Fable 5 Opus 4.8 Sonnet 4.6
Confirmed findings 11 5 9
Non-trivial unique findings 3 1 2
Fix self-verification integration render against a throwaway DB, xmllint, attributing a failing test as pre-existing linter + render; caught its own bug linter and route list only
Tokens / time 164k / 21 min 101k / 12 min 131k / 12 min
Rubric total (out of 30) 30 24 25.5

The qualitative differences say more than the scores. Opus 4.8 was the only one that missed the broken Content-Type header in the sitemap (the other two found it) — and left it in place in its own fix; it also let an English word leak into its Russian write-up («и even путь к картинке»). Sonnet 4.6 shipped a correct fix, but its self-verification was declarative: a linter run instead of actually exercising the code. Fable 5 stood out precisely on self-verification: it discovered that php on my machine is a wrapper around a Docker container mounted to the main checkout, rebuilt all its checks through throwaway containers, and ran its fix end-to-end against a temporary database. The gap between "I did it" and "I proved I did it" is the single most differentiating axis for agentic work.

One more useful signal is convergence: all three models independently named the same sitemap problem as their top finding. When independent auditors agree on the top finding, you get a cheap analogue of inter-rater reliability: the problem is almost certainly real.

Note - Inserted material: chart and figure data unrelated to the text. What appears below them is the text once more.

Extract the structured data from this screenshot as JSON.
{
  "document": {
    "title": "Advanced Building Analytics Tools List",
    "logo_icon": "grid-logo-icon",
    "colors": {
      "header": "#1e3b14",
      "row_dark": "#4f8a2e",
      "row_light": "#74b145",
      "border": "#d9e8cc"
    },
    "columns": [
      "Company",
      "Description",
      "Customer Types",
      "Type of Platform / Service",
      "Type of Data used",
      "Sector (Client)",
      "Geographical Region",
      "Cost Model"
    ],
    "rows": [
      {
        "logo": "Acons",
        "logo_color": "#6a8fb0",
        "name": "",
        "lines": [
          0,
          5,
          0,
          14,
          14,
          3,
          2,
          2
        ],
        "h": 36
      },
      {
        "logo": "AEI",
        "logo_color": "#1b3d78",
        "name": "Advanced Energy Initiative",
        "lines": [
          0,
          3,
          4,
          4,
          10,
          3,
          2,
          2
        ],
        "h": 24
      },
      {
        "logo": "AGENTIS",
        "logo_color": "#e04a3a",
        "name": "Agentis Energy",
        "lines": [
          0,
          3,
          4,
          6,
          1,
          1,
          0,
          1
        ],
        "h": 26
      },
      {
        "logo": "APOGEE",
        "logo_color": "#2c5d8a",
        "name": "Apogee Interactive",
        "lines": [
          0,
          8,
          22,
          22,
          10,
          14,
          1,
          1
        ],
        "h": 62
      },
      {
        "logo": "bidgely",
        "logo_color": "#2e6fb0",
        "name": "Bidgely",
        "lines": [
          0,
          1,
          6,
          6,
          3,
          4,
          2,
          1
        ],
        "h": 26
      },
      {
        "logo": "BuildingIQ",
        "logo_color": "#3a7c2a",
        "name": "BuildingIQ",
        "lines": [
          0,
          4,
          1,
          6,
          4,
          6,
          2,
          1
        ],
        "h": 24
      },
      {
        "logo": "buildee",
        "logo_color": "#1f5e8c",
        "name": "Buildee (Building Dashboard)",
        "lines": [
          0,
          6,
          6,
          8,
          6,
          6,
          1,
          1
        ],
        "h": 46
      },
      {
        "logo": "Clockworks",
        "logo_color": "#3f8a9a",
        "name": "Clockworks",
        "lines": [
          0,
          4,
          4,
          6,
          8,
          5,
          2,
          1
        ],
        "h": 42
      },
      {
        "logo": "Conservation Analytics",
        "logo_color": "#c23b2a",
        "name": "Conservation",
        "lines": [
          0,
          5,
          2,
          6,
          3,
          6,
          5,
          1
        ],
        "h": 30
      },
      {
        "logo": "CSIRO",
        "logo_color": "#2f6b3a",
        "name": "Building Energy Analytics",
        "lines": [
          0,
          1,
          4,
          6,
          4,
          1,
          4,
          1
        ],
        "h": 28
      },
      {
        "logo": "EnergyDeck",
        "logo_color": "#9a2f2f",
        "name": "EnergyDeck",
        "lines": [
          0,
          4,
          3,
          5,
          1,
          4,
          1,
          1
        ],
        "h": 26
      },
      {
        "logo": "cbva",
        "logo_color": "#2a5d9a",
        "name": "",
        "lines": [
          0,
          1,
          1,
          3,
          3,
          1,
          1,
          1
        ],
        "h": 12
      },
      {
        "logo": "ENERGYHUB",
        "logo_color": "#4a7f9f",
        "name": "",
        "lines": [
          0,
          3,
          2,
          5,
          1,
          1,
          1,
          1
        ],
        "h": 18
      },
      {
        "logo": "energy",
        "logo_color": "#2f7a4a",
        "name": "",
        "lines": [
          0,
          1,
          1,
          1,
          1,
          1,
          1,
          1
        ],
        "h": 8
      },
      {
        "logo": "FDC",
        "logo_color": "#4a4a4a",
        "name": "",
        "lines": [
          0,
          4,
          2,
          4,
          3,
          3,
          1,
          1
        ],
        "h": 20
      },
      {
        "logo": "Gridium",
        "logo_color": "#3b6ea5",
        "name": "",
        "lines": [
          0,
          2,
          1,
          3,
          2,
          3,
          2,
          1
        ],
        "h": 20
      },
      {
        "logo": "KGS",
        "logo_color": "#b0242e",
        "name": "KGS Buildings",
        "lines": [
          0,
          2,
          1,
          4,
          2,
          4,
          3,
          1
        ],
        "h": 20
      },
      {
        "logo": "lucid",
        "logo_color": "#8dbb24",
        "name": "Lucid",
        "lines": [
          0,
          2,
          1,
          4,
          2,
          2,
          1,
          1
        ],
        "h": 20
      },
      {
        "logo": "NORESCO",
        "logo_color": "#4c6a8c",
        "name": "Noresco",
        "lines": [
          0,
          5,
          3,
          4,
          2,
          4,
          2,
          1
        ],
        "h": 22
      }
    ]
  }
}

A judge drawn from the contestants

The rubric scoring was done by Fable 5 — the same model that took part in the comparison. That's a methodological hole, and it deserves to be named: LLM judges systematically overrate their own text, and the better a model recognizes its own writing, the stronger the bias — as shown by Panickssery et al. at NeurIPS 2024. There are two mitigations, and I used both. First, push the rubric away from taste-based axes toward checkable facts — line-number accuracy, fix completeness, and a leaked foreign word don't care who the judge roots for. Second, declare the conflict openly and hand the contested axes to a different model or a human for cross-checking. The subjective axes of my scoring — writing quality, reasoning quality — should be read with exactly that caveat.

The honest limitations

One run per model is n=1: a one-or-two-point difference means nothing; only the qualitative gaps deserve trust — a missed bug, the depth of self-verification. The experiment measures three models on one task in one domain; "Fable 5 is better, period" does not follow. And keep the price in mind: the top model burned 1.6× the tokens and nearly twice the wall-clock time of the most frugal contestant, and its tokens cost more to begin with — for routine work, that's a real argument for the cheaper tiers.

What I'm keeping

The method boils down to a short checklist that works for any project and any set of models:

  • The test task is a full cycle of real work on your own code, not a synthetic puzzle.
  • One prompt for everyone; isolation via separate worktrees; results in separate branches.
  • The prompt prices hallucinations explicitly: a fabricated finding is worse than no finding.
  • Hints available to everyone (docs, notes in the repo) are excluded from depth scoring.
  • The rubric is fixed before launch and leans on verifiable facts, not impressions.
  • Hand-check a sample of findings; independent models converging on the same top finding signals it's real.
  • A judge who is also a contestant is a declared conflict: send the contested axes out for cross-evaluation.
  • Verify an agent's liveness by the disk, not by the status indicator.

There was a bonus I hadn't planned for: the experiment paid for itself. Three independent audits surfaced real problems in the blog — from a sitemap with no English pages to dead queries in the controller — and two ready fixes are now sitting in branches, waiting to be shipped. Comparing models on your own code, unlike reading benchmark charts, leaves you with more than an opinion.